La palabra «simulacro» tiene una fuerte raigambre de táctica militar, sustantivo de simular, que significa aparentar lo que no se es o no se tiene; al contrario de disimular, que consiste en ocultar lo que se es o lo que se tiene realmente.

Ilustrativamente, el CNE ha denominado «simulacros» a sus ensayos perfectamente coordinados con los llamados poderes públicos, incluyendo milicias y al partido de gobierno, dejando al electorado como parte de la utilería del teatro o simple espectador.

Si usted no sabe con certeza el resultado del simulacro, tampoco sabrá el resultado de la final puesta en escena o, para decirlo con más precisión, eso también es parte del simulacro, como que el gobierno cante victoria y la oposición adopte esa actitud perpleja de quien no conoce el protocolo, pero trata de no hacer algo inconveniente.

Es evidente que el gobierno sí sabe lo que pasó allí, porque ellos lo hicieron, los que no sabemos nada somos los que estamos afuera, oposición incluida, que tenemos que conformarnos con lo que nos digan unos actores nada confiables. En un ambiente de incertidumbre, la voz del árbitro suplanta la voz del pueblo y deviene en suprema ley.

La pregunta es, ¿porqué personas inteligentes y bien informadas, que conocen perfectamente lo que es un sistema electoral y qué no lo es, sin embargo cohonestan un sistema convalidador como si fuera competitivo, incluso contrariando sus íntimas convicciones y lo que confiesan en privado?

La respuesta más común es que «no hay alternativa». No vamos a «coger el monte», ni a promover un golpe de estado y «peor es no votar», por tanto, hay que votar aunque el sistema apeste. A los adecos les gusta decir que «en este charco te tienes que bañar» porque «eso es lo que hay».

Este argumento, si se le puede llamar así, no resuelve el problema de la convalidación del régimen, ni siquiera se lo plantea, por lo que le viene bien la crítica de acomodaticio, oportunista, colaboracionista y de no querer cambiar las cosas, que es lo que se supone debería ser el objetivo de la socialdemocracia y también del socialcristianismo.

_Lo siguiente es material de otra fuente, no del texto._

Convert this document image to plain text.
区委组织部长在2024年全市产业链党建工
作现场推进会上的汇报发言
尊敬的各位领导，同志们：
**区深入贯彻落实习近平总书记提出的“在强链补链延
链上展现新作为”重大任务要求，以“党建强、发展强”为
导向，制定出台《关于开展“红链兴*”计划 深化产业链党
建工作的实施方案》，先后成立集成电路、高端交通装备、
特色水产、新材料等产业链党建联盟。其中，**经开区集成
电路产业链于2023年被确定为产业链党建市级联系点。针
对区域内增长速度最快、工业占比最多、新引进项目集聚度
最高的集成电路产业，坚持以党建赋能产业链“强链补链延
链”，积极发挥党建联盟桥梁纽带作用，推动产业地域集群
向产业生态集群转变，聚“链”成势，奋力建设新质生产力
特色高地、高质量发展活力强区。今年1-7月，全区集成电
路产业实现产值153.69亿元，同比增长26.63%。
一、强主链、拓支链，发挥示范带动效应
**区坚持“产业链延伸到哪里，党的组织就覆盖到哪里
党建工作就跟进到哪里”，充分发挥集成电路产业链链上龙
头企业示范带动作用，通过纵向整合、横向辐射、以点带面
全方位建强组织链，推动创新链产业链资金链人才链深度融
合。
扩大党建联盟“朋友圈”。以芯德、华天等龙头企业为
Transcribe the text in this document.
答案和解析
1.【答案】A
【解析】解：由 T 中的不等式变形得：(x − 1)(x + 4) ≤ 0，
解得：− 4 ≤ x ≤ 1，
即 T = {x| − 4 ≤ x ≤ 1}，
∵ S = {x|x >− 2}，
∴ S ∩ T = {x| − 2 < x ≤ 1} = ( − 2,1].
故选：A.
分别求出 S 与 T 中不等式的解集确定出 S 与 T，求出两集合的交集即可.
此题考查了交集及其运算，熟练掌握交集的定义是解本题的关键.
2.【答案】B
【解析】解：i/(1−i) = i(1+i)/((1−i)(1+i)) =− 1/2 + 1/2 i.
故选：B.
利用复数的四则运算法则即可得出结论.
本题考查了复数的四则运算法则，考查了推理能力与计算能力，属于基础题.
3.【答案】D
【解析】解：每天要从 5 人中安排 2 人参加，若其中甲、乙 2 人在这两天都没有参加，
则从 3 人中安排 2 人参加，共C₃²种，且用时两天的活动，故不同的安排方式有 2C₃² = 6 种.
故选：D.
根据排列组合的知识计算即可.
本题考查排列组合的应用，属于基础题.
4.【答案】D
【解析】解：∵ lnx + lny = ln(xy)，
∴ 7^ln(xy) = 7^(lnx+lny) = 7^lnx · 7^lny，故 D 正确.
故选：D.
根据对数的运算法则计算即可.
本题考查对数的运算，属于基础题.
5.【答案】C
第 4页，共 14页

La segunda respuesta de los que sí quieren cambiar las cosas la podemos bautizar como «el factor Baduel». Se basa en la creencia de que a la hora de la verdad, si se levanta una ola política impactante, aparecerá un militar que le torcerá el brazo al comandante en jefe e impondrá la «voluntad popular», para evitar lo único a que los militares le temen, tener que disparar un tiro.

Si bien la ilustración de este argumento se encuentra en el referéndum constitucional de 2007, tiene el leve defecto de que Baduel ahora está preso y no se ve en el horizonte ningún militar que quiera emular su suerte, es decir, salir llamando a la población a votar porque él va a garantizar el resultado.

La última respuesta oscila desde la cándida ingenuidad de los que dicen que el sistema es lo que no es, es decir, imparcial, transparente y confiable, que aquí jamás hubo ningún fraude y todos los resultados han sido tal cual ocurrieron, aunque el CNE desde el 2004 ni entrega resultados finales y cada vez que alguien se los pide le dan, como se dice, con las tablas en la cabeza; hasta el más abyecto cinismo de los que saben cómo es la cosa pero son lo suficientemente desvergonzados como para sacar su propio provecho del tremedal.

No nos detengamos en los maestros de la paradoja, que primero admiten que esta es una dictadura militar corrupta, asociada al terrorismo y al narcotráfico, vicaria del crimen organizado transnacional, mentirosa, inescrupulosa y ruin; pero, no obstante, hace elecciones limpias.

La primera y principal condición para esta credulidad increíble es olvidar que ese régimen es quien organiza y paga las elecciones que, según ellos, servirán para defenestrarlo.

De manera que lo único que nos queda en medio de la oscuridad pública es lo que aconsejaron los filósofos desde el principio de los tiempos: retirarse a cultivar el propio jardín, guardar una prudente distancia de los asuntos políticos y confiar en que no se cumpla la profecía de Lenin que condenaba a quienes no se meten en política a que la política termine metiéndose con ellos.

DERECHOS CONDICIONADOS

La opción de decir «boto tierrita y no juego más» ya ha tenido una condena anticipada de parte de todos los leninistas, que consiste en decir que quien no vota después no se puede quejar, ni siquiera tendría derecho a hablar.

Lo curioso de esta condena no es lo difundida que está ni que nadie la cuestione a pesar de que no tiene el menor asidero constitucional, legal, ni de sentido común; sino el hecho de que sea sostenida por ilustres voceros de la oposición más que por los esbirros del gobierno.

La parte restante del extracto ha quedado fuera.